Eindelijk vrij, en bang waren we niet, Trètès was volkomen veilig. Nee, dan Surabaya waar je dagelijks in de Indische Courant kon lezen over de rampokpartijen van de vorige nacht, gelukkig meestal bij rijke Chinezen.
Na een paar honderd meter lag Trètès al duidelijk beneden ons. We wezen elkaar de riante vakantiehuizen van Aniem en BPM aan en de plek waar zwembad Van Vloten moest liggen.
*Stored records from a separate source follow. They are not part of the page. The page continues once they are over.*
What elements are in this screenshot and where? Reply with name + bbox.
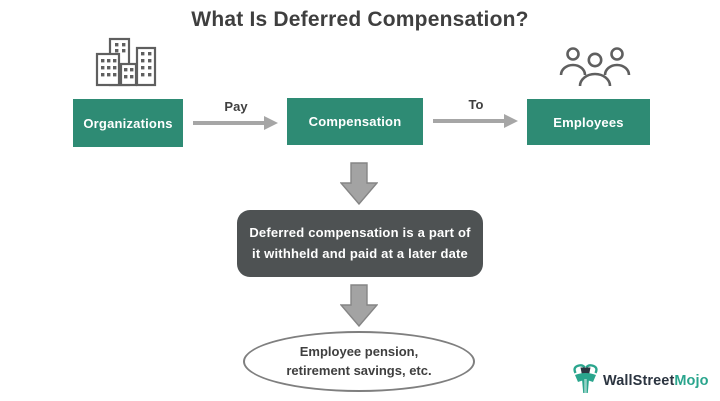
people-group-icon (558, 44, 632, 94)
down-arrow-icon (339, 162, 379, 206)
logo-text: WallStreetMojo (603, 373, 709, 389)
result-text: Employee pension, retirement savings, et… (286, 343, 432, 378)
buildings-icon (93, 37, 159, 94)
bull-icon (572, 363, 599, 399)
node-label: Employees (553, 114, 624, 130)
result-ellipse: Employee pension, retirement savings, et… (243, 331, 475, 392)
node-label: Organizations (83, 115, 173, 131)
logo-text-secondary: Mojo (674, 373, 709, 389)
logo-text-primary: WallStreet (603, 373, 675, 389)
definition-text: Deferred compensation is a part of it wi… (249, 225, 471, 261)
down-arrow-icon (339, 284, 379, 328)
flow-node-employees: Employees (527, 99, 650, 145)
flow-node-organizations: Organizations (73, 99, 183, 147)
arrow-label-to: To (468, 97, 484, 112)
definition-callout: Deferred compensation is a part of it wi… (237, 210, 483, 277)
node-label: Compensation (308, 114, 402, 129)
flow-node-compensation: Compensation (287, 98, 423, 145)
page-title: What Is Deferred Compensation? (191, 8, 529, 31)
arrow-label-pay: Pay (224, 99, 248, 114)
brand-logo: WallStreetMojo (572, 363, 709, 399)
right-arrow-icon (193, 116, 278, 130)
right-arrow-icon (433, 114, 518, 128)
Alle huizen hadden rijke tuinen, een beetje verwilderd nu ze niet zo vaak meer werden bewoond. Dit zijn nu rozen, zei mijn moeder vaak en theerozen wees ze altijd aan. Overal kabbelde water en dat was geen wonder met die steile hellingen.
Op het centrale pleintje kon je paarden huren, sinds de uittocht van de Hollanders waren er meer paarden dan huurders en je kon tot op het bot afdingen.
Heel ver beneden zagen we langs de weg de groepjes vrouwen staan die fruit verkochten, djeruk bali, pisang susu of pisang ambon, durian, mangga, gewone djeruk, zuurzak, soms duku, mangistan of kedondong, rambutan, noem maar op. Als er een auto langskwam, renden ze mee, exemplaren in de handen of in een mand op het hoofd.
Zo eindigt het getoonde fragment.